Microwave plasma-based dry reforming of methane: Reaction performance and carbon formation

We investigate atmospheric pressure microwave (MW) plasma (2.45 GHz) conversion in CO2 and CH4 mixtures (i.e., dry reforming of methane, DRM) focusing on reaction performance and carbon formation. Promising energy costs of similar to 2.8-3.0 eV/molecule or similar to 11.1-11.9 kJ/L are amongst the best performance to date considering the current state-of-the-art for plasma-based DRM for all types of plasma.
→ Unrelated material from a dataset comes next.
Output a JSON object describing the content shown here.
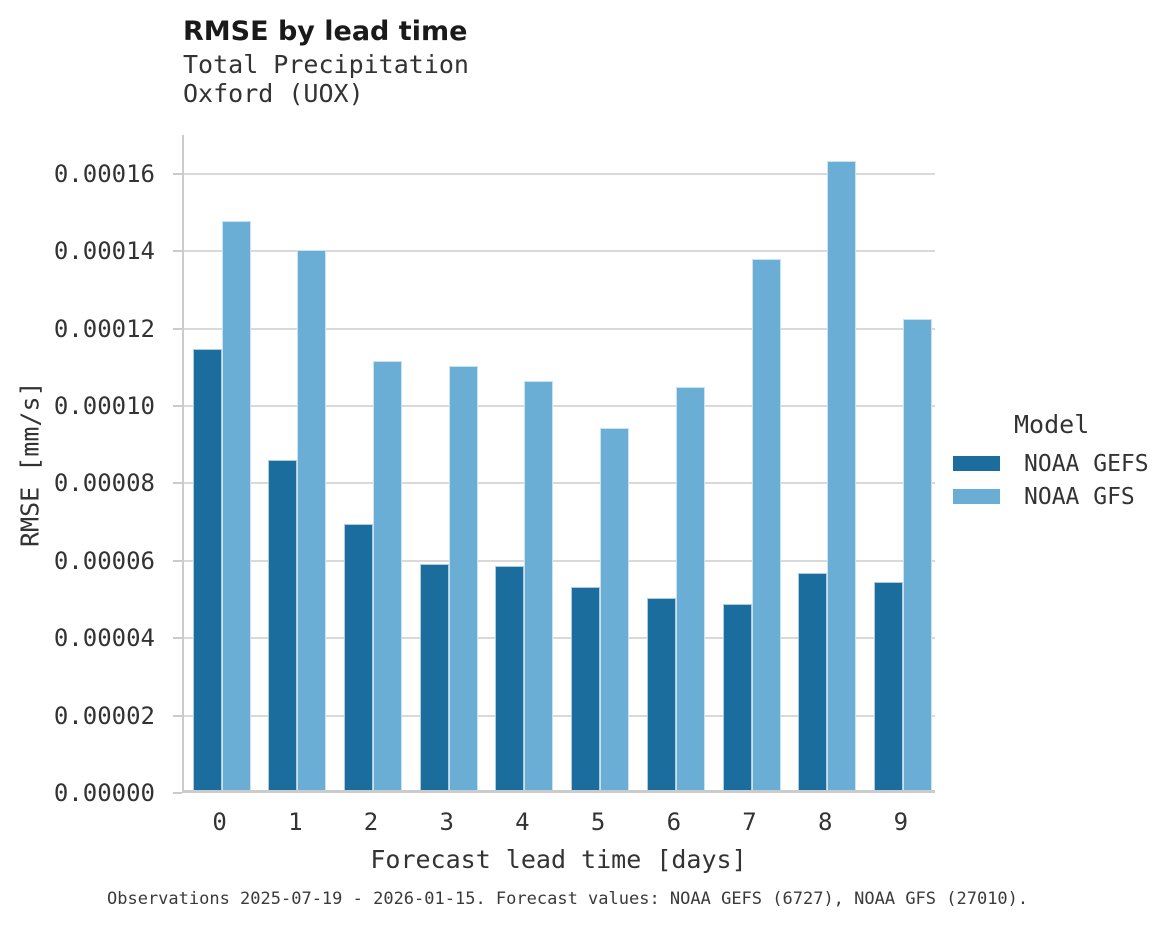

The conversion is in the range of similar to 46-49% and similar to 55-67% for CO2 and CH4, respectively, producing primarily syngas (i.e., H-2 and CO) with H-2/CO ratios of similar to 0.6-1 at CH4 fractions ranging from 30% to 45%. Water is the largest byproduct with levels ranging similar to 7-14% in the exhaust. Carbon particles visibly impact the plasma at higher CH4 fractions (> 30%), where they become heated and incandescent. Particle luminosity increases with increasing CH4 fractions, with the plasma becoming unstable near a 1:1 mixture (i.e., > 45% CH4). Electron microscopy of the carbon material reveals an agglomerated morphology of pure carbon nanoparticles. The mean particle size is determined as similar to 20 nm, free of any metal contamination, consistent with the electrode-less MW design.